Но Женя лишь взглянула на Юльку и, не останавливаясь, прошла мимо.

— Женя! — крикнула Юлька. — Постой! Женя…

И в то же мгновение тяжелая рука легла на ее плечо, властно повернула.

— Ты — Смирнова?

Полная, хорошо одетая женщина смотрела на Юльку требовательно и строго.

— Да, — растерянно сказала Юлька. — Я…

— Слушай, что я тебе скажу, — не выпуская Юлькиного плеча, ровным, холодным голосом заговорила женщина. — Никогда больше не смей приставать к моей дочери.

— К какой дочери? — Юлька ничего не понимала. — Я ни к кому не пристаю.

— Женя — моя дочь! — чуть повысила голос женщина. — И ты к ней больше не подходи. Дружить она с тобой не будет. И Андреев не будет.

— Гоша? — удивилась Юлька.

— Да, Гоша Андреев. Он теперь все о тебе знает. И дал своей матери слово…

— Но почему?

— Ты забыла, кто твоя мать? — холодно усмехнулась женщина.

— Мать? — совсем растерялась Юлька. — Моя мама…

— Твоя мама — дрянь! И я запретила Жене дружить с тобой. Поняла?

Юлька ошеломленно смотрела на сердитую, в чем-то обвиняющую ее женщину, задохнувшись от обиды и растерянности.

— Да, да, да! Ты посмотри на себя. Как нищенка. Бутылки… Боже мой! Говорят, что у вас каждый вечер собираются пьяные мужики. Компания алкоголиков… Развратная квартира…

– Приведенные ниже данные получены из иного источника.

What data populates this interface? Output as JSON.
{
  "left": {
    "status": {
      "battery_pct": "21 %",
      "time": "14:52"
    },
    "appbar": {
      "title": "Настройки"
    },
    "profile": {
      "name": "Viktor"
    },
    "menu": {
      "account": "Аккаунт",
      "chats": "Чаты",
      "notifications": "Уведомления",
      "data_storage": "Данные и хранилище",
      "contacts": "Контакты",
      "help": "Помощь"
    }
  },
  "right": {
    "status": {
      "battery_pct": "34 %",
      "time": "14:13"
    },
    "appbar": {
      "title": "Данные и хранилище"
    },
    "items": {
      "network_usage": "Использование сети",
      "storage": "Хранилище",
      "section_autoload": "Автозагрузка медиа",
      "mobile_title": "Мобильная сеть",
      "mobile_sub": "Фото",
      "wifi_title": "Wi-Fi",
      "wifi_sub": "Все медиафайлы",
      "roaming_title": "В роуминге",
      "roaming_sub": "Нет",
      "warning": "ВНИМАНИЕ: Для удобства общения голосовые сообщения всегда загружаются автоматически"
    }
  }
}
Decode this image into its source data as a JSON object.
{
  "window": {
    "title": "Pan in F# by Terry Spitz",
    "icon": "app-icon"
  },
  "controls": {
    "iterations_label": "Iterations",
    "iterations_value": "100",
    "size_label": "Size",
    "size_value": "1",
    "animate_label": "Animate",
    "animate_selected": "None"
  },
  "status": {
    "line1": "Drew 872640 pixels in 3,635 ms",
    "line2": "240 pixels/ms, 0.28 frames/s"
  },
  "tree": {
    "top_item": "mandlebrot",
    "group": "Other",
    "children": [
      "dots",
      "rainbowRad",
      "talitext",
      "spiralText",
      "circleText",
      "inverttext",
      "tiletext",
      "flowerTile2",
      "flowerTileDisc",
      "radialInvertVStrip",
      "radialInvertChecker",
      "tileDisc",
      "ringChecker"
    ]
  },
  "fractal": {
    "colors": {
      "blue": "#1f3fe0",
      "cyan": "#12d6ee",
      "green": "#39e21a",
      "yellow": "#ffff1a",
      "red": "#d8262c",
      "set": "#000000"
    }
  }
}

Обидные, холодные слова тяжелыми камнями падали на горящую Юлькину голову, не давая собраться с мыслями, ответить хотя бы что-то.

— …И чтобы я никогда больше не видела тебя рядом с Женей! Запомни!

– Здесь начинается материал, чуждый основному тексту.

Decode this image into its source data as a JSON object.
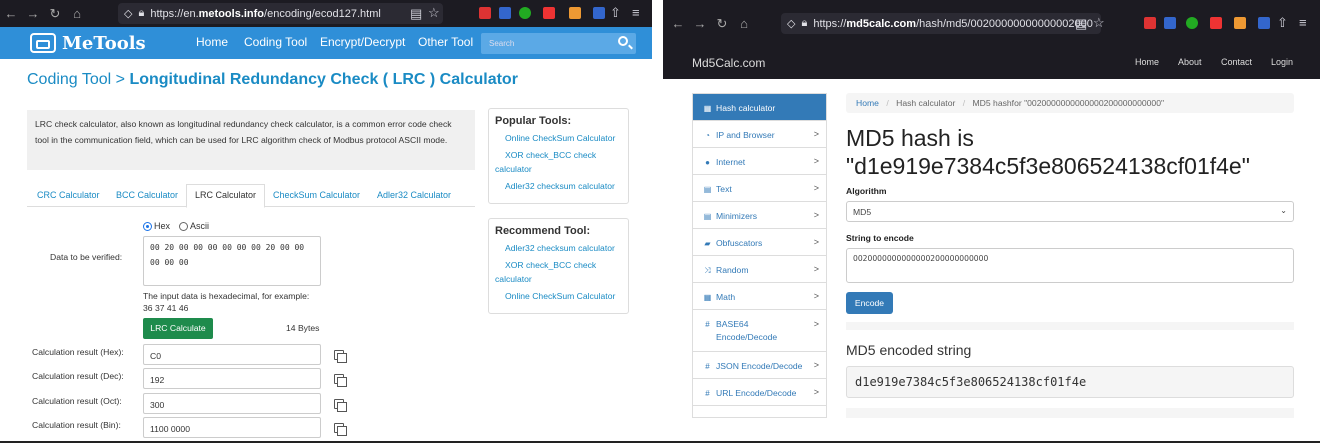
{
  "left": {
    "browser": {
      "url_prefix": "https://en.",
      "url_domain": "metools.info",
      "url_path": "/encoding/ecod127.html"
    },
    "site": {
      "logo": "MeTools",
      "nav": [
        "Home",
        "Coding Tool",
        "Encrypt/Decrypt",
        "Other Tool"
      ],
      "search_placeholder": "Search"
    },
    "title_prefix": "Coding Tool > ",
    "title_main": "Longitudinal Redundancy Check ( LRC ) Calculator",
    "description": "LRC check calculator, also known as longitudinal redundancy check calculator, is a common error code check tool in the communication field, which can be used for LRC algorithm check of Modbus protocol ASCII mode.",
    "tabs": [
      "CRC Calculator",
      "BCC Calculator",
      "LRC Calculator",
      "CheckSum Calculator",
      "Adler32 Calculator"
    ],
    "active_tab": "LRC Calculator",
    "radio_hex": "Hex",
    "radio_ascii": "Ascii",
    "data_label": "Data to be verified:",
    "data_value": "00 20 00 00 00 00 00 00 20 00 00 00 00 00",
    "hint_line1": "The input data is hexadecimal, for example:",
    "hint_line2": "36 37 41 46",
    "calc_button": "LRC Calculate",
    "bytes": "14 Bytes",
    "results": [
      {
        "label": "Calculation result (Hex):",
        "value": "C0"
      },
      {
        "label": "Calculation result (Dec):",
        "value": "192"
      },
      {
        "label": "Calculation result (Oct):",
        "value": "300"
      },
      {
        "label": "Calculation result (Bin):",
        "value": "1100 0000"
      }
    ],
    "popular_title": "Popular Tools:",
    "popular": [
      "Online CheckSum Calculator",
      "XOR check_BCC check calculator",
      "Adler32 checksum calculator"
    ],
    "recommend_title": "Recommend Tool:",
    "recommend": [
      "Adler32 checksum calculator",
      "XOR check_BCC check calculator",
      "Online CheckSum Calculator"
    ]
  },
  "right": {
    "browser": {
      "url_prefix": "https://",
      "url_domain": "md5calc.com",
      "url_path": "/hash/md5/00200000000000002000"
    },
    "brand": "Md5Calc.com",
    "nav": [
      "Home",
      "About",
      "Contact",
      "Login"
    ],
    "sidebar": [
      {
        "label": "Hash calculator",
        "icon": "grid-icon",
        "glyph": "▦",
        "active": true
      },
      {
        "label": "IP and Browser",
        "icon": "wifi-icon",
        "glyph": "◔"
      },
      {
        "label": "Internet",
        "icon": "globe-icon",
        "glyph": "●"
      },
      {
        "label": "Text",
        "icon": "file-icon",
        "glyph": "▤"
      },
      {
        "label": "Minimizers",
        "icon": "file-icon",
        "glyph": "▤"
      },
      {
        "label": "Obfuscators",
        "icon": "lock-icon",
        "glyph": "▰"
      },
      {
        "label": "Random",
        "icon": "shuffle-icon",
        "glyph": "⤨"
      },
      {
        "label": "Math",
        "icon": "calculator-icon",
        "glyph": "▦"
      },
      {
        "label": "BASE64 Encode/Decode",
        "icon": "hash-icon",
        "glyph": "#"
      },
      {
        "label": "JSON Encode/Decode",
        "icon": "hash-icon",
        "glyph": "#"
      },
      {
        "label": "URL Encode/Decode",
        "icon": "hash-icon",
        "glyph": "#"
      }
    ],
    "breadcrumb": [
      "Home",
      "Hash calculator",
      "MD5 hashfor \"0020000000000000200000000000\""
    ],
    "heading_line1": "MD5 hash is",
    "heading_line2": "\"d1e919e7384c5f3e806524138cf01f4e\"",
    "algorithm_label": "Algorithm",
    "algorithm_value": "MD5",
    "string_label": "String to encode",
    "string_value": "0020000000000000200000000000",
    "encode_button": "Encode",
    "encoded_heading": "MD5 encoded string",
    "encoded_value": "d1e919e7384c5f3e806524138cf01f4e"
  }
}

Вздохнула Юлька, лизнув языком по пересохшим губам, с усилием сказала, глядя в уверенно-насмешливое лицо женщины:

— Ничего вы не поняли.

И пошла. Куда — теперь это было все равно. У ближайшего мусорного ящика она остановилась. Бросить бы туда свою ношу и, идти, идти по городу, в гущу вечерней темноты, куда-нибудь, лишь бы подальше от этой злой женщины, назвавшейся Жениной мамой.

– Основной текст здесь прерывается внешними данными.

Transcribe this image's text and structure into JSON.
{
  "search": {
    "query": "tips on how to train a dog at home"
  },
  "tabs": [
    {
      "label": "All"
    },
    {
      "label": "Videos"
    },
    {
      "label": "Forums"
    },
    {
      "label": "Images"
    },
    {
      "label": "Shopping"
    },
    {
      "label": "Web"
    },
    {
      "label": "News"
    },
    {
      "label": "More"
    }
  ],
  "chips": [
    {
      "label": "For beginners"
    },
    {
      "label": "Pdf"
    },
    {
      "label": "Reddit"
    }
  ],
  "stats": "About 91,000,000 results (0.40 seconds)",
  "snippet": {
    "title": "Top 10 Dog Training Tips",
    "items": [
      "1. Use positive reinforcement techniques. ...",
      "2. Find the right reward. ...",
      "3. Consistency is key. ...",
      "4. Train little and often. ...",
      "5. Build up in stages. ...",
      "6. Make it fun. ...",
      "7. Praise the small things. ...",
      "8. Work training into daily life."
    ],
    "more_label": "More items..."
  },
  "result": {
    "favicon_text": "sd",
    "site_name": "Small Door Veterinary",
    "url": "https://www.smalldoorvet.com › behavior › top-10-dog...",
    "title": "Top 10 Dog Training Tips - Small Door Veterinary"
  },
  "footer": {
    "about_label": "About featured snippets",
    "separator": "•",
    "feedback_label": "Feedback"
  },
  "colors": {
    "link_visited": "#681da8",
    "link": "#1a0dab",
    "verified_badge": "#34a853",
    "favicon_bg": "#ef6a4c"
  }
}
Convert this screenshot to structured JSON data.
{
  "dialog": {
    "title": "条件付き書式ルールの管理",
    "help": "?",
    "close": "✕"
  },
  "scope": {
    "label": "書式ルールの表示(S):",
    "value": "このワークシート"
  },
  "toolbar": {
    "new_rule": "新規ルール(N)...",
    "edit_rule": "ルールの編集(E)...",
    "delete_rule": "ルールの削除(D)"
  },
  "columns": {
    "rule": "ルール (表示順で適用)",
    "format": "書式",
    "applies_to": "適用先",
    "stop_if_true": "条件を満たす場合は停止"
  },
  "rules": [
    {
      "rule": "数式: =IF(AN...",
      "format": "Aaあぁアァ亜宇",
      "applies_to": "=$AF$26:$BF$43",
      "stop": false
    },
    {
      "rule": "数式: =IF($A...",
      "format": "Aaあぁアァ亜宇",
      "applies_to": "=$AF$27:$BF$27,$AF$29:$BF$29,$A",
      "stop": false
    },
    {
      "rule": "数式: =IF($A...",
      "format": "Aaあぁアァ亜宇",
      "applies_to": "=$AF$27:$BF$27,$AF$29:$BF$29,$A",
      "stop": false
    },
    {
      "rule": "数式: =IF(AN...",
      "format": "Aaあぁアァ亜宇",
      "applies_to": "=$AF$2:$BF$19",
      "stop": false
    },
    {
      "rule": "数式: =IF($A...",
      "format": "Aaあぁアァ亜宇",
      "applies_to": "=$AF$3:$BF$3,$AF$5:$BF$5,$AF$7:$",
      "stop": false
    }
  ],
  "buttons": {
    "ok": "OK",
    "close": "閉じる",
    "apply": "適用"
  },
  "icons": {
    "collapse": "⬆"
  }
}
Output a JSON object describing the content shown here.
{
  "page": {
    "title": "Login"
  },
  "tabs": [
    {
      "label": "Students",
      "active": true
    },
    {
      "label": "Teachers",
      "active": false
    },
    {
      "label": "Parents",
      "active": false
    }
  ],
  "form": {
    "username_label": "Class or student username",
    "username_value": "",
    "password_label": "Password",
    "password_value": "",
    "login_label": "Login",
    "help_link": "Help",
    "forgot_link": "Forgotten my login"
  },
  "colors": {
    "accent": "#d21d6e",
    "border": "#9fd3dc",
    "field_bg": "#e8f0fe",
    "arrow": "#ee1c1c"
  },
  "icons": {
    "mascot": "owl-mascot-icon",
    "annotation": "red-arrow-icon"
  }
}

Но ведь нет, нет денег! А Борька… А Борька хочет есть. Маленький, худой и беззащитный.

Юлька подняла ставшие сразу вдвое тяжелее сетки, медленно пошла дальше. Как все сложно. Мама… Женя… Позор… И город кругом — дома, улицы, деревья — холодный и чужой. Хотя бы скорее зажгли свет.

Она старалась не думать о том, что только что услышала. Так было легче. Но когда ставила на стойку свои бутылки, невольно подумала: «И правда, как нищенка…»

Но горше от этого почему-то не стало.

Она купила хлеба, кулечек сахару и две пачки супа-концентрата. И неожиданно подумала, что теперь, держа в руках хлеб, она бы, наверное, не растерялась так, как растерялась, неся свои бутылки. С хлебом в руках она почувствовала себя сильнее и увереннее. И потом, бутылки — это же временно.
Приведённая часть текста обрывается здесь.